The Five Pillars of a Mature Network Defence
segmentation
1. Network Segmentation
Separates environments, business units, or trust zones using VLANs, routing rules, and internal firewalls. Effective segmentation is not limited to the perimeter or DMZ, it should extend inside the network to control East–West traffic as well. This forces flows through monitored choke points where inspection tools can operate effectively, and makes encrypted traffic inspection more practical by concentrating it at a few high value junctions.
2. Microsegmentation
Adds fine grained policy at the workload or application level, often enforced by host based firewalls or software defined networking. Restricts communication to only what is explicitly needed. Even if you cannot deploy commercial platforms such as Illumio, Guardicore, or Cisco Tetration, you can start by applying host based firewall rules to critical infrastructure. When combined with network segmentation, this significantly reduces the paths an attacker can take and improves the accuracy of monitoring.
3. Intrusion Detection and Prevention Systems (IDPS) and Network Detection and Response (NDR)
IDPS actively monitors for malicious patterns and policy violations, blocking or alerting on suspicious traffic. NDR provides behavioural monitoring of East–West traffic, detecting suspicious connections, data transfers, and covert channels such as DNS tunnelling. Where legally and operationally possible, intercepting SSL/TLS traffic at these inspection points can reveal threats that would otherwise be hidden inside encrypted sessions. Both are most effective when positioned at segmentation points where malicious flows are easier to identify.

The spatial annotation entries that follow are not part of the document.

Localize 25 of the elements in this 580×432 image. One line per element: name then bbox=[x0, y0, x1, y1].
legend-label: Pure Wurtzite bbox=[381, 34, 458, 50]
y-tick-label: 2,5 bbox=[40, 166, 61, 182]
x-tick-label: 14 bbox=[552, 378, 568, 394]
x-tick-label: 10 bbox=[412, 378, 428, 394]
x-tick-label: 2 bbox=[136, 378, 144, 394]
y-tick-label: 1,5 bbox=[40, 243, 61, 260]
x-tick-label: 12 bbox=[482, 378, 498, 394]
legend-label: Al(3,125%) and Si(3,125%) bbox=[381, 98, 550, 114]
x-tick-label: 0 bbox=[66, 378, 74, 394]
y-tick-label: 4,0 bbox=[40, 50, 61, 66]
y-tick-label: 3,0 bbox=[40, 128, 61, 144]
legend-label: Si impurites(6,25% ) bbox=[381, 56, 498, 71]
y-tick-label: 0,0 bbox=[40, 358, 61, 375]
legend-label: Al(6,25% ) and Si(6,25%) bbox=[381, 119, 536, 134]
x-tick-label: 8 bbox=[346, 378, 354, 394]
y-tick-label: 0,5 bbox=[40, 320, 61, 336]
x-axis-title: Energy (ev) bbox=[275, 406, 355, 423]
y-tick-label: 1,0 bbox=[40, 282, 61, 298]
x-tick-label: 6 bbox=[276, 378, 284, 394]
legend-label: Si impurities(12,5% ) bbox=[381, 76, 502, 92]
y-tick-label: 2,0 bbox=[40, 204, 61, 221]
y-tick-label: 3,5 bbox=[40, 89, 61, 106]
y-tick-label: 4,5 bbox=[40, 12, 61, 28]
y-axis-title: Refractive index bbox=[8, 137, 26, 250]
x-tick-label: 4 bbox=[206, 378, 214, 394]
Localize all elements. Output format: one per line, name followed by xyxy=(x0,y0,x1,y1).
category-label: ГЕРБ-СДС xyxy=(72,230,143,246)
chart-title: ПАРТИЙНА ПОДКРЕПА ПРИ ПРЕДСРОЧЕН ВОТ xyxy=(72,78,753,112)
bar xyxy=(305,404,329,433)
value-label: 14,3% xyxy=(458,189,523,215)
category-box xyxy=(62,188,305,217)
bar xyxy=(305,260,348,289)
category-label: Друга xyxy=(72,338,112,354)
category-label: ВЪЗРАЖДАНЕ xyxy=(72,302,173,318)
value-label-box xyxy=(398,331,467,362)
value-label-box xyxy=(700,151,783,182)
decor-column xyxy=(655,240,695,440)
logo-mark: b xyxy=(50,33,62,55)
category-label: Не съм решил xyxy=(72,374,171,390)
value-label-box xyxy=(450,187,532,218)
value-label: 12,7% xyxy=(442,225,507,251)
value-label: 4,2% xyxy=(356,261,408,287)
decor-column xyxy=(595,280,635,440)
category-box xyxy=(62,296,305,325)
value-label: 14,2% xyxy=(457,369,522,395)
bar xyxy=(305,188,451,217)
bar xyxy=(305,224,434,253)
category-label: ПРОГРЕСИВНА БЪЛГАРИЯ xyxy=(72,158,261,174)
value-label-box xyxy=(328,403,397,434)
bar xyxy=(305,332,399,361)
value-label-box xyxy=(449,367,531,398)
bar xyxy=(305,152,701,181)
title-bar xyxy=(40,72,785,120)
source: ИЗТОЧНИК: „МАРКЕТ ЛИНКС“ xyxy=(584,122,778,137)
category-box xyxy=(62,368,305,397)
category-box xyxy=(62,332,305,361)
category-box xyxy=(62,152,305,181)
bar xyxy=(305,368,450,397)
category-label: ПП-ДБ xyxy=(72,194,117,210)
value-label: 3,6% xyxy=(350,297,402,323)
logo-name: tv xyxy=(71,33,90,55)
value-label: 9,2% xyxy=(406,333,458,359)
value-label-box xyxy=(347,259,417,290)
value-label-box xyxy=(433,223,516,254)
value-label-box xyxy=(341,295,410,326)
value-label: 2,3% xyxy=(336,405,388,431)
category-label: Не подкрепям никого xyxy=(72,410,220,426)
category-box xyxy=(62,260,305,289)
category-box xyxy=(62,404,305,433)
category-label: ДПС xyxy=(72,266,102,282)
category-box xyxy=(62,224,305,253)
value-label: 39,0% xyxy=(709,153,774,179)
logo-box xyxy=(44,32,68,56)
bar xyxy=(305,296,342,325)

4. Traffic Access and Retention
Ensure network taps, span ports, and log storage are in place so NDR, IDPS, and SIEM have sustained access to meaningful network data such as DNS query and response logs, DHCP logs, SSL/TLS handshake metadata, HTTP header logs, and NetFlow or IPFIX session records. Full packet capture can be valuable for targeted investigations but is rarely practical for sustained monitoring. Without complete feeds or adequate retention, long term or slow burn intrusions such as data exfiltration hidden in DNS tunnelling or beaconing over HTTPS can go unnoticed.
5. Security Information and Event Management (SIEM) with Baseline and Anomaly Detection
Aggregates and correlates data from IDPS, NDR, firewalls, VPN gateways, identity systems, and cloud services into a single view. Without segmentation it can still operate, but it will be buried in background noise. With segmentation, the signal is cleaner and anomalies stand out faster. A mature SIEM practice establishes and tunes behavioural baselines for normal traffic patterns, authentication behaviour, and service usage. This way, deviations such as unusual login times, protocol use in unexpected segments, or a sudden spike in data leaving a trusted service become visible even when wrapped in trusted protocols or otherwise routine looking traffic.
Final Takeaway
Internal network visibility is not just a technical luxury. It is what turns a breach from a months long covert operation into a short lived incident. Campaigns like Salt Typhoon and APT40 show that once attackers are inside, they count on our lack of segmentation, sparse inspection points, and shallow baselines to move quietly.
Most teams face budget constraints, competing priorities, and operational realities that make it hard to deploy every control at once. Start where you can, build gradually, and focus on the areas that give you the clearest line of sight. The goal is to steadily reduce the space attackers can hide in and make the rest of it brightly lit.